Als Lenovos Lena die bösartige Eingabeaufforderung erhielt, stellten die Forscher fest, dass „das Bestreben, Menschen zufrieden zu stellen, nach wie vor ein Problem großer Sprachmodelle ist. Deshalb habe der Lenovo-Chatbot die bösartige Payload akzeptiert, welche die XSS-Sicherheitslücke ausnutzte und das Abfangen von Sitzungscookies ermöglichte, heißt es im Forschungsbericht.
Unternehmensweite Auswirkungen
Cybernews warnte zudem, dass Angreifer die Schwachstelle nutzen könnten, um Support-Schnittstellen zu verändern, Keylogger einzusetzen und Phishing-Angriffe zu starten. Darüber hinaus könnten Unbefugte Systembefehle ausführen, die Backdoors installieren und laterale Bewegungen innerhalb der Netzwerkinfrastruktur ermöglichen.

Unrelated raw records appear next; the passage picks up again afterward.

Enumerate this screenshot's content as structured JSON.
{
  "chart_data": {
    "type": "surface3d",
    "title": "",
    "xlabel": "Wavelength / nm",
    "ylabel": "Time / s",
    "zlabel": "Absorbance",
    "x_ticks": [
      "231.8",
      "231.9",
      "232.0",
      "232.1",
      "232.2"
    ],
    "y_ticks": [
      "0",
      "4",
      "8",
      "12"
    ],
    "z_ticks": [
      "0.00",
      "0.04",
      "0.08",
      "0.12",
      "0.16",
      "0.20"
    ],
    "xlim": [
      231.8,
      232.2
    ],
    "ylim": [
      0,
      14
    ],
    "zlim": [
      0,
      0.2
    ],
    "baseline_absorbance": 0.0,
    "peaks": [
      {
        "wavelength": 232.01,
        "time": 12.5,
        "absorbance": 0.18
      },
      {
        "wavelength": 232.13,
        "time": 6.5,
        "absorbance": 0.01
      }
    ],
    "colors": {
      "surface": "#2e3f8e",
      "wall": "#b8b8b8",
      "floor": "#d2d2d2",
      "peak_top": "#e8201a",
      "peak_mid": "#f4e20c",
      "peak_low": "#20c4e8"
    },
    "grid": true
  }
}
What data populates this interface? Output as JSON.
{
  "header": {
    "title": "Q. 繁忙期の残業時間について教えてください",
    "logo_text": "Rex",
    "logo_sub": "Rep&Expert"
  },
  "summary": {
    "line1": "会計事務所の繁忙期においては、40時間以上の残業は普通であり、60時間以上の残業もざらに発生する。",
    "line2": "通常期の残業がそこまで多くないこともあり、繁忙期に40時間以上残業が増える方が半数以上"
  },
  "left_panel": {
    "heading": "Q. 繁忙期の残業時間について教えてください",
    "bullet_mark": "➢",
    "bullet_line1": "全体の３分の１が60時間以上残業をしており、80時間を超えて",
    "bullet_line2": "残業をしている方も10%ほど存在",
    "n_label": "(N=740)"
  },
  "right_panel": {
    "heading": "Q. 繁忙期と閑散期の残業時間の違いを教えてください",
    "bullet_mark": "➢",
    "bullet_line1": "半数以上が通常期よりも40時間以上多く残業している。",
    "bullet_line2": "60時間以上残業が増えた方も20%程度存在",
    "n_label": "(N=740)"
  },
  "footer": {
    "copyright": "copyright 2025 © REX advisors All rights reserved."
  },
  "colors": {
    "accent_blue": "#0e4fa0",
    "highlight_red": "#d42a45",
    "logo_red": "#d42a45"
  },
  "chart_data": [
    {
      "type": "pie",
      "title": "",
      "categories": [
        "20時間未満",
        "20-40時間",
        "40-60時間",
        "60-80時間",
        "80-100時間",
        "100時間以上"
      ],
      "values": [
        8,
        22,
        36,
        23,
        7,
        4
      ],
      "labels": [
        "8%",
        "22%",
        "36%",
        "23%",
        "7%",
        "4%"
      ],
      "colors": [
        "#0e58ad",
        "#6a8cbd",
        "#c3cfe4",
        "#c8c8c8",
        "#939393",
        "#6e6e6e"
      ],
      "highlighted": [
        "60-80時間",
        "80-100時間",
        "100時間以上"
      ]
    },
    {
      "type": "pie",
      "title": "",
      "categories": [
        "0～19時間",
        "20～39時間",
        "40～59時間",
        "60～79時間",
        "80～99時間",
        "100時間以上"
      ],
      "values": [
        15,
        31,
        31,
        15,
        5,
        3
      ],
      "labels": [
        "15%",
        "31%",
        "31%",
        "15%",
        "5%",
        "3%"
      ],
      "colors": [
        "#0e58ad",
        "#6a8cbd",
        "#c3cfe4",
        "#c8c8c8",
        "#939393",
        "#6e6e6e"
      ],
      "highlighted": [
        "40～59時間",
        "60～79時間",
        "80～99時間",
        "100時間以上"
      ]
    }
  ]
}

„Mit dem gestohlenen Session-Cookie des Support-Mitarbeiters ist es möglich, sich mit dem Konto des Support-Mitarbeiters beim Kundensupport-System anzumelden“, erklärten die Analysten.
Dem Bericht zufolge hat Lenovo die Schwachstelle inzwischen behoben.
Sicherheitsanforderungen für CISOs
Für Sicherheitsverantwortliche unterstreicht dieser Vorfall jedoch die Notwendigkeit grundlegender Änderungen bei der Einführung von KI.
Nach Ansicht von Melissa Ruzzi, Direktorin für KI beim Sicherheitsunternehmen AppOmni verdeutlicht der Vorfall bei Lenovo „das bekannte Problem der Prompt-Injektion bei generativer KI“. Sie mahnte: „Es ist von entscheidender Bedeutung, den gesamten Datenzugriff der KI zu überwachen, der in den meisten Fällen nicht nur Lesezugriff, sondern auch Bearbeitungsrechte umfasst, was diese Art von Angriffen noch verheerender machen könnte.“
Arjun Chauhan, Practice Director bei Everest Group wies daraufhin, die Schwachstelle sei „sehr repräsentativ für die aktuelle Situation der meisten Unternehmen. KI-Chatbots werden rasch eingeführt, um die Kundenzufriedenheit zu verbessern, ohne dabei die gleichen strengen Maßstäbe anzulegen wie bei anderen kundenorientierten Anwendungen“.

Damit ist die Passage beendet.